The remainder of the morning I spent walking the grounds and meeting some of the monks working with timber at the farm sheds. The dairy herd and land is leased to a young farmer.
I would nominate the daily Mass at 12.10am as the highlight of my visit. A total of 22 priests celebrated the Mass together. One could not be but impressed by the life-long commitment of the monks to their religious calling; some of them have been in Glenstal for 50 years.
Fr Columba McCann is the new abbot at Glenstal, having been elected by the monks on 17 July 2024 for a term of eight years. Fr McCann is the seventh abbot of Glenstal and holds the place of Christ in the monastery where, as a shepherd and teacher to the monks, he is to arrange everything ‘so that the strong have something to strive for and the weak do not fall back in dismay’.
Having studied music at University College Dublin, Fr Columba is now the organist for the abbey.
The guests, accompanied by Fr Christopher, have lunch, which provides another chance to chat to each other and the afternoon is then free for further checking out of the abbey.
I was surprised to see that famous Glenstal students included horse racing trainer Henry de Bromhead, Irish business magnate John Magnier and the late politician John Kelly, a former minister for trade.

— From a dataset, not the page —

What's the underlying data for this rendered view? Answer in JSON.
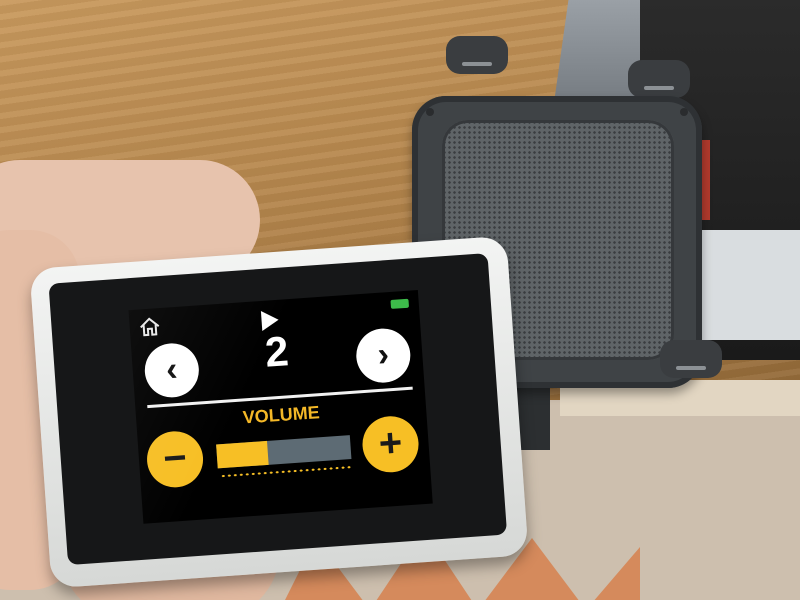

Locals derive great value out of the beautiful grounds for the pursuit of leisure activities.
Glenstal was previously owned by the Barrington family. It was built in 1830 and the monks purchased it in 1927, so the religious community can look forward to celebrating its centenary in two years’ time.
I visited Mount Mellery in Waterford last year, which is now empty of its Cistercian monks, who apparently have moved to join their colleagues in Roscrea.

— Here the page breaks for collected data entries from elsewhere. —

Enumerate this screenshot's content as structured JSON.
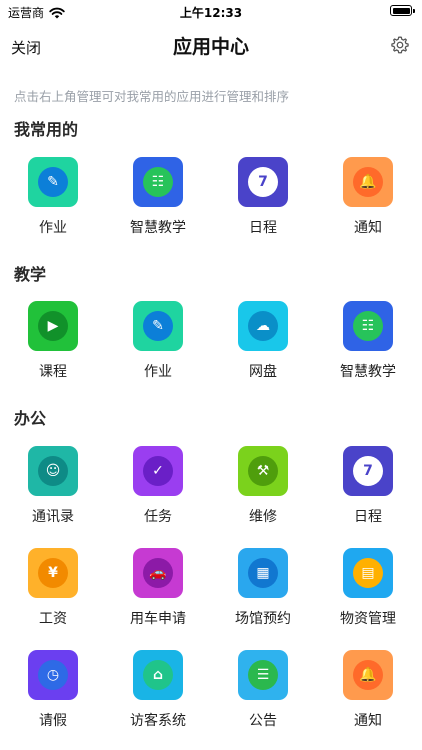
{
  "status_bar": {
    "carrier": "运营商",
    "time": "上午12:33"
  },
  "nav": {
    "close": "关闭",
    "title": "应用中心"
  },
  "hint": "点击右上角管理可对我常用的应用进行管理和排序",
  "sections": {
    "favorites": {
      "title": "我常用的",
      "apps": [
        {
          "label": "作业",
          "tile": "#1fd4a0",
          "inner": "#0c7fd8",
          "glyph": "✎"
        },
        {
          "label": "智慧教学",
          "tile": "#2f63e6",
          "inner": "#27c35a",
          "glyph": "☷"
        },
        {
          "label": "日程",
          "tile": "#4a43c9",
          "inner": "#ffffff",
          "glyph": "7"
        },
        {
          "label": "通知",
          "tile": "#ff9a4d",
          "inner": "#ff6a2a",
          "glyph": "🔔"
        }
      ]
    },
    "teaching": {
      "title": "教学",
      "apps": [
        {
          "label": "课程",
          "tile": "#21c13a",
          "inner": "#11912a",
          "glyph": "▶"
        },
        {
          "label": "作业",
          "tile": "#1fd4a0",
          "inner": "#0c7fd8",
          "glyph": "✎"
        },
        {
          "label": "网盘",
          "tile": "#19c7ea",
          "inner": "#0a8fc8",
          "glyph": "☁"
        },
        {
          "label": "智慧教学",
          "tile": "#2f63e6",
          "inner": "#27c35a",
          "glyph": "☷"
        }
      ]
    },
    "office": {
      "title": "办公",
      "apps": [
        {
          "label": "通讯录",
          "tile": "#1fb7a6",
          "inner": "#0e8b86",
          "glyph": "☺"
        },
        {
          "label": "任务",
          "tile": "#9a3ef0",
          "inner": "#6a1fc7",
          "glyph": "✓"
        },
        {
          "label": "维修",
          "tile": "#7bd21c",
          "inner": "#4f9e0c",
          "glyph": "⚒"
        },
        {
          "label": "日程",
          "tile": "#4a43c9",
          "inner": "#ffffff",
          "glyph": "7"
        },
        {
          "label": "工资",
          "tile": "#ffb12a",
          "inner": "#f28a00",
          "glyph": "¥"
        },
        {
          "label": "用车申请",
          "tile": "#c63ad2",
          "inner": "#8c1aa7",
          "glyph": "🚗"
        },
        {
          "label": "场馆预约",
          "tile": "#2aa7ee",
          "inner": "#1177d0",
          "glyph": "▦"
        },
        {
          "label": "物资管理",
          "tile": "#1fa8f0",
          "inner": "#ffb000",
          "glyph": "▤"
        },
        {
          "label": "请假",
          "tile": "#6b3ff0",
          "inner": "#2e6ae6",
          "glyph": "◷"
        },
        {
          "label": "访客系统",
          "tile": "#19b4e6",
          "inner": "#20c48a",
          "glyph": "⌂"
        },
        {
          "label": "公告",
          "tile": "#2fb2ee",
          "inner": "#2bb84e",
          "glyph": "☰"
        },
        {
          "label": "通知",
          "tile": "#ff9a4d",
          "inner": "#ff6a2a",
          "glyph": "🔔"
        }
      ]
    }
  }
}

The situation in Glenstal is the very opposite: the Co Limerick monastery is thriving, beautifully maintained and is operated in a highly impressive manner.
My last morning was an early rise and I was to leave for home after Mass.

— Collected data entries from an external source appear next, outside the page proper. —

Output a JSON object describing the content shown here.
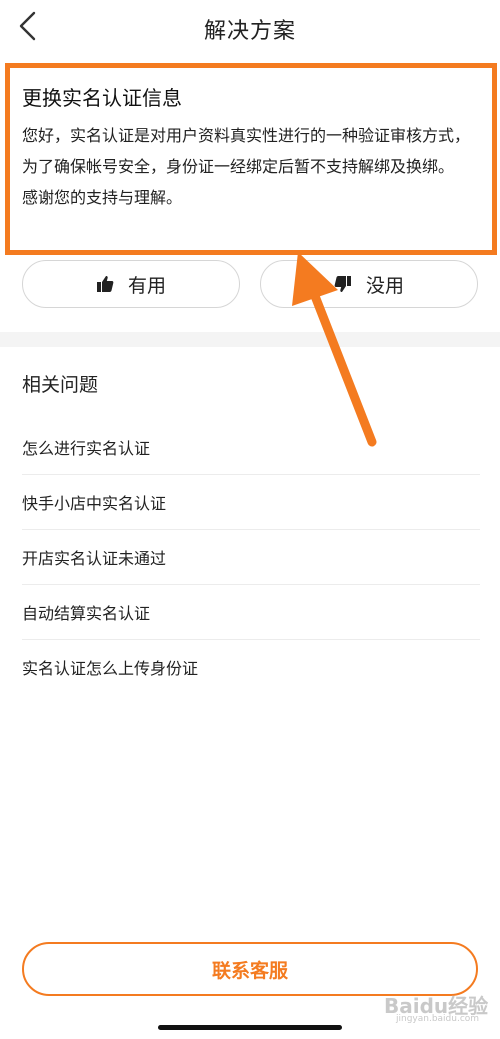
{
  "header": {
    "title": "解决方案",
    "back_icon": "chevron-left-icon"
  },
  "answer": {
    "title": "更换实名认证信息",
    "body_line1": "您好，实名认证是对用户资料真实性进行的一种验证审核方式，为了确保帐号安全，身份证一经绑定后暂不支持解绑及换绑。",
    "body_line2": "感谢您的支持与理解。"
  },
  "feedback": {
    "useful_label": "有用",
    "useless_label": "没用",
    "useful_icon": "thumbs-up-icon",
    "useless_icon": "thumbs-down-icon"
  },
  "related": {
    "title": "相关问题",
    "items": [
      "怎么进行实名认证",
      "快手小店中实名认证",
      "开店实名认证未通过",
      "自动结算实名认证",
      "实名认证怎么上传身份证"
    ]
  },
  "contact": {
    "label": "联系客服"
  },
  "watermark": {
    "brand": "Baidu经验",
    "sub": "jingyan.baidu.com"
  },
  "colors": {
    "accent": "#f47b20",
    "text": "#222222",
    "divider": "#f4f4f4"
  }
}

Before leaving, I visited the monastery shop on-site, which stocked all the memorabilia one would expect relating to Glenstal, but also had a great selection of gifts and produce, all made at the monastery. There was a beautiful selection of cards and Christmas gifts, jams, chutneys and honey, to name a few – true to the Benedictine motto of self-sufficiency.
So it was that I had ticked off one of my bucket list of things to do.
I was so impressed with the privacy accorded me during my two-day stay in Glenstal. I guess by observing the monks living their Christian lives and praying for all of us for hours every day, they don’t have any need to talk.
If any of your readers have a day or two to spare, Glenstal is well worth a visit.
Glenstal Abbey is a place where prayer is the foundation of the monks’ daily round of worship, consecrates the course of the day and night as these holy men gather in the still of morning at the setting of the sun and the closing of the day.’